What’s Involved in Estate Planning

Not everyone realises that estate planning and wills are not the same things. While your intention can be the same, there can be much more involved in estate planning as a whole, rather than simply putting together a will.

If you’re unsure what’s involved in either estate planning or will creation, the following information may prove helpful.

What is an Estate Plan?

An estate plan involves creating a plan for your assets and any investments when you die. It ensures your loved ones are provided for while also making sure your assets make it to the people you wished to benefit from them.

Estate plans incorporate the making of a will, your superannuation death nomination, power of guardianship, power of attorney, testamentary trusts, and medical treatment wishes if you’re no longer able to communicate.

While having an estate plan in Australia is not a legal requirement, it can be a worthwhile plan to make sure your family and friends are well cared for in the event of your passing.

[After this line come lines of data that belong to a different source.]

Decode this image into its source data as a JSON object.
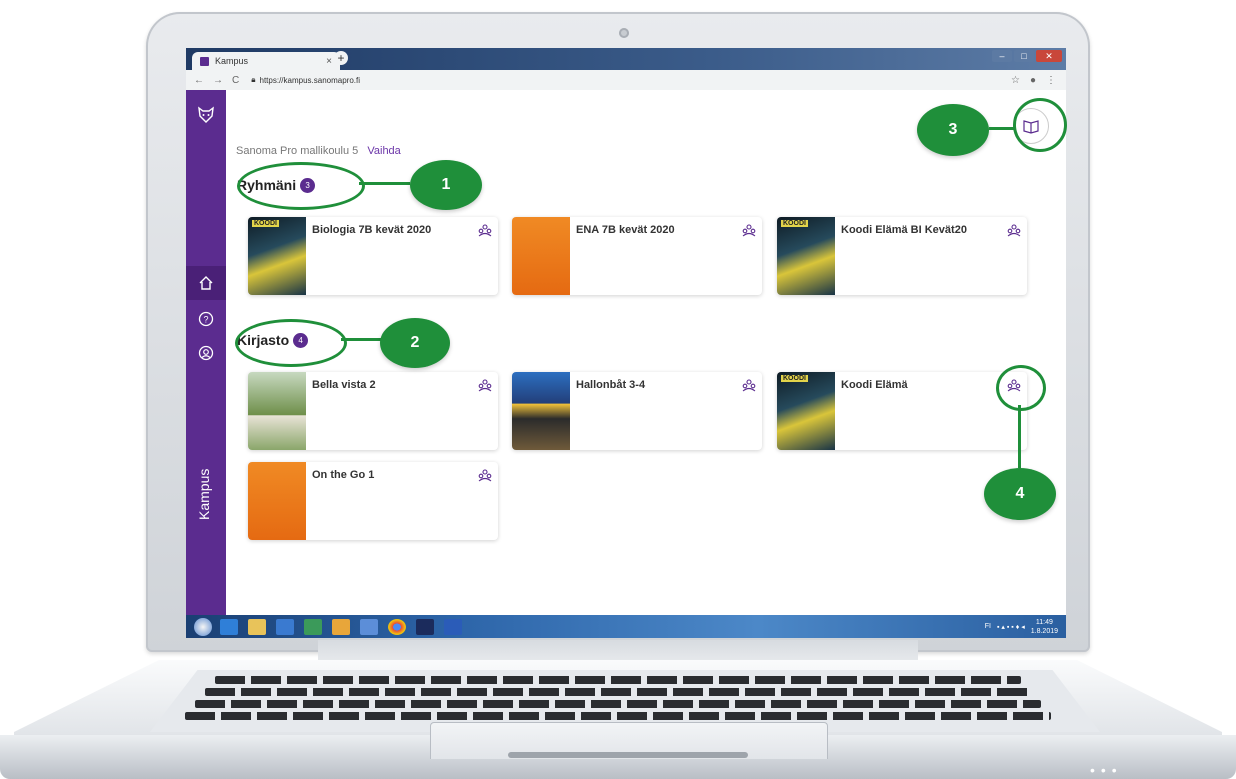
{
  "browser": {
    "tab_title": "Kampus",
    "tab_close": "×",
    "new_tab": "+",
    "url": "https://kampus.sanomapro.fi"
  },
  "app": {
    "school_name": "Sanoma Pro mallikoulu 5",
    "change_school": "Vaihda",
    "brand": "Kampus"
  },
  "groups": {
    "heading": "Ryhmäni",
    "count": "3",
    "items": [
      {
        "title": "Biologia 7B kevät 2020",
        "cover": "koodi"
      },
      {
        "title": "ENA 7B kevät 2020",
        "cover": "go"
      },
      {
        "title": "Koodi Elämä BI Kevät20",
        "cover": "koodi"
      }
    ]
  },
  "library": {
    "heading": "Kirjasto",
    "count": "4",
    "items": [
      {
        "title": "Bella vista 2",
        "cover": "bella"
      },
      {
        "title": "Hallonbåt 3-4",
        "cover": "hallon"
      },
      {
        "title": "Koodi Elämä",
        "cover": "koodi"
      },
      {
        "title": "On the Go 1",
        "cover": "go"
      }
    ]
  },
  "taskbar": {
    "time": "11:49",
    "date": "1.8.2019",
    "lang": "FI"
  },
  "annotations": [
    "1",
    "2",
    "3",
    "4"
  ],
  "colors": {
    "accent": "#5b2c8f",
    "annotation": "#1f8f3a"
  }
}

How Do You Create an Estate Plan?

Many people are put off by the idea of creating an estate plan because it looks like a lot of hard work. However, wills and estates experts are making it much easier than ever before. To the point where some of the process is easy to do online.

You can start your estate planning journey by taking stock of all your assets. Write down all the personal assets you have, and don’t forget to include any life insurance policies, trusts, and superannuation.

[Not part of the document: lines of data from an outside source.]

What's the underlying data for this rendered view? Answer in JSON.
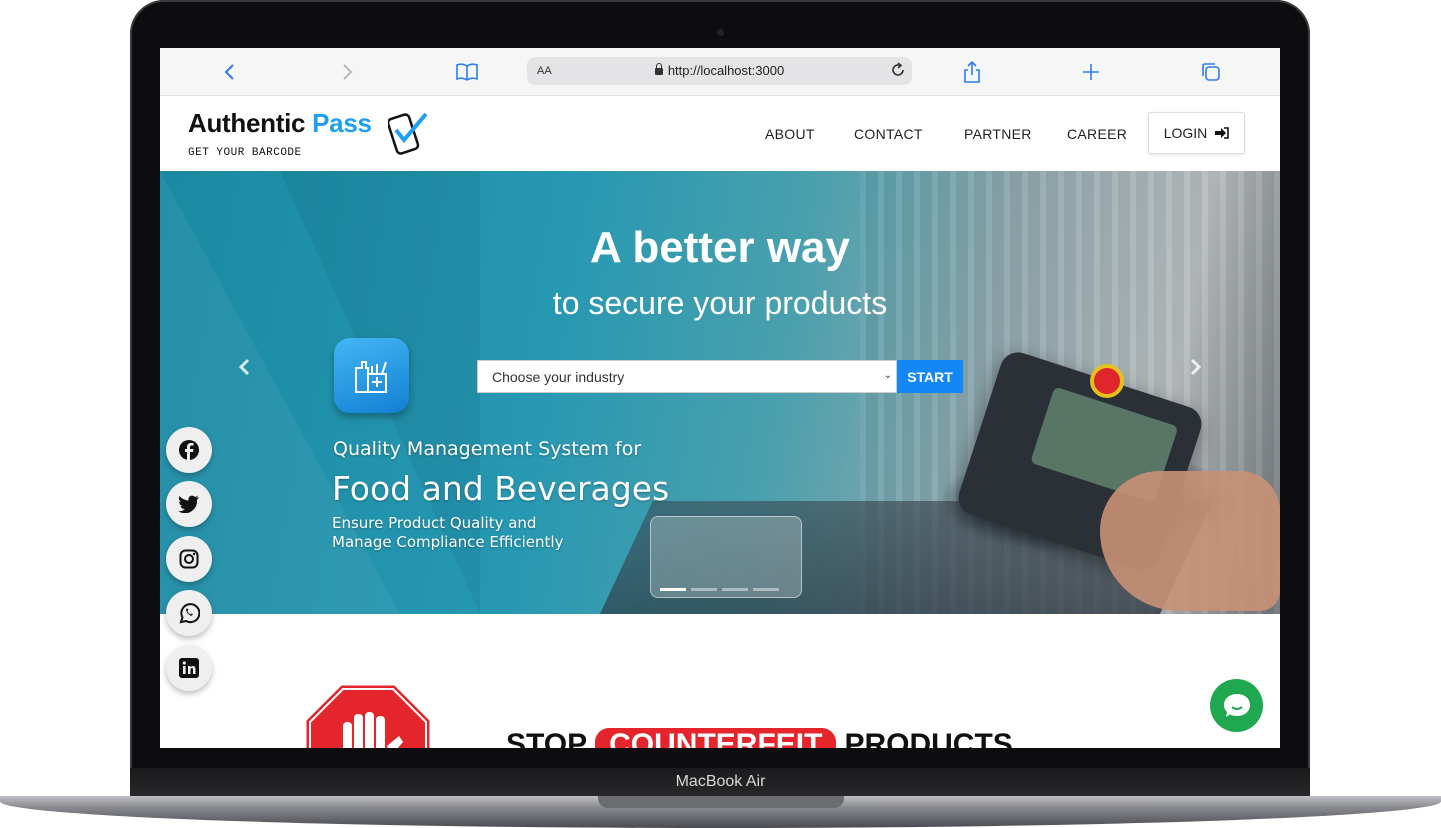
{
  "device": {
    "label": "MacBook Air"
  },
  "browser": {
    "url_aa": "AA",
    "url": "http://localhost:3000"
  },
  "header": {
    "logo_main": "Authentic",
    "logo_accent": "Pass",
    "tagline": "GET YOUR BARCODE",
    "nav": [
      {
        "label": "ABOUT"
      },
      {
        "label": "CONTACT"
      },
      {
        "label": "PARTNER"
      },
      {
        "label": "CAREER"
      }
    ],
    "login_label": "LOGIN"
  },
  "hero": {
    "title": "A better way",
    "subtitle": "to secure your products",
    "select_placeholder": "Choose your industry",
    "start_label": "START",
    "qms_label": "Quality Management System  for",
    "industry": "Food and Beverages",
    "blurb_line1": "Ensure Product Quality and",
    "blurb_line2": "Manage Compliance Efficiently",
    "slides": 4,
    "active_slide": 1
  },
  "social": [
    "facebook-icon",
    "twitter-icon",
    "instagram-icon",
    "whatsapp-icon",
    "linkedin-icon"
  ],
  "section": {
    "stop": "STOP",
    "counterfeit": "COUNTERFEIT",
    "products": "PRODUCTS"
  },
  "colors": {
    "accent": "#1e9ff2",
    "start_button": "#1487f6",
    "counterfeit": "#e4252b",
    "chat": "#1fa84f"
  }
}
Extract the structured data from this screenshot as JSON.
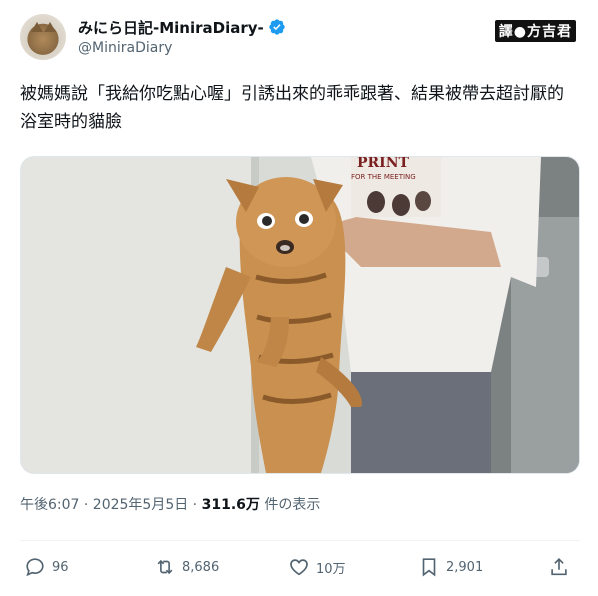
{
  "author": {
    "display_name": "みにら日記-MiniraDiary-",
    "handle": "@MiniraDiary",
    "verified_color": "#1d9bf0"
  },
  "watermark": "譯●方吉君",
  "tweet_text": "被媽媽說「我給你吃點心喔」引誘出來的乖乖跟著、結果被帶去超討厭的浴室時的貓臉",
  "photo": {
    "shirt_print": "FOR THE MEETING"
  },
  "meta": {
    "timestamp": "午後6:07 · 2025年5月5日 ·",
    "views": "311.6万",
    "views_suffix": "件の表示"
  },
  "actions": {
    "replies": "96",
    "reposts": "8,686",
    "likes": "10万",
    "bookmarks": "2,901"
  },
  "icons": [
    "verified-badge-icon",
    "reply-icon",
    "repost-icon",
    "like-icon",
    "bookmark-icon",
    "share-icon"
  ]
}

It’s also worth looking at any risks to plan around, like divorce or mental incapacity. Finally, you can work with an estate planner, accountant, or lawyer, to produce an estate plan that takes all your assets into account and makes sure your wishes are considered.

What is a Will?

Within an estate plan is a will, which is a legal document outlining where you want your assets to go once you die. The more precise your will, the more helpful it can be for your loved ones left behind.

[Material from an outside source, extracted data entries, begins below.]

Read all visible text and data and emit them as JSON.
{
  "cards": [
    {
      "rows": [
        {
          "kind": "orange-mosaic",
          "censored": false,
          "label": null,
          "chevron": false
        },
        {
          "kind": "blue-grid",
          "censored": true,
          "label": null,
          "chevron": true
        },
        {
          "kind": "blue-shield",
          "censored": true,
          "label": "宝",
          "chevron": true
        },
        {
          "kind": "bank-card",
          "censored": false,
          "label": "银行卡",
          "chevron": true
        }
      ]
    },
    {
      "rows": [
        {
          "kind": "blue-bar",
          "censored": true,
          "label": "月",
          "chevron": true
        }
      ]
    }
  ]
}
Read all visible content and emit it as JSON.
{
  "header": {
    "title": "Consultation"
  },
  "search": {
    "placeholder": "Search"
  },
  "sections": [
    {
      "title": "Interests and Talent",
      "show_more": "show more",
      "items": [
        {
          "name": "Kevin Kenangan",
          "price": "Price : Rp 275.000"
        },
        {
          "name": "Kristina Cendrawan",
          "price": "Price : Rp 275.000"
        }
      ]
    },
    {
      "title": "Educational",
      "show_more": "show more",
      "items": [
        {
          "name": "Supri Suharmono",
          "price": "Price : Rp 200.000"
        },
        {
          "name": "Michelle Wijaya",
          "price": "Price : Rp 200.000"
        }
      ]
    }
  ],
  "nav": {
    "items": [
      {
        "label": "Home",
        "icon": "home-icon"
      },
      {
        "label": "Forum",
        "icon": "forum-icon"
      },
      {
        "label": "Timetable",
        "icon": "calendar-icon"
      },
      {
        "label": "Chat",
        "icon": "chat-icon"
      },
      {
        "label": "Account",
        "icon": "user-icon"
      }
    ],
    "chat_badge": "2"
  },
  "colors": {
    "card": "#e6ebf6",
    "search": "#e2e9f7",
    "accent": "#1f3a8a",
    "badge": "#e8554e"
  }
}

A will can outline your preferences for a funeral, where your assets are to go, who will look after your children, whether you’d like some money to go to charity, and whether you’d like specific assets to go to specific people.

If you die without a will, or at least without a valid one, this is considered ‘dying interstate’. Assets are distributed according to the laws of the state you’re in, but typically to your family members.

Why Create a Will and Estate Plan?

You might not be concerned about what happens to your possessions when you die, but there’s certainly value in planning for what will one day come.

A will can offer much-needed peace of mind that your assets go to the right people. They also make sure the people you care about have financial support and that disputes are kept to a minimum. Estate planning is also about much more than money. You can make decisions about your healthcare in the event that you’re not able to communicate and that your dependents are taken care of based on your wishes.

It’s easy to let estate planning fall by the wayside and leave it for another day, but it’s more important than you might think to focus on this task soon. Start by writing down your assets and begin talking to planning experts about putting your wishes into writing.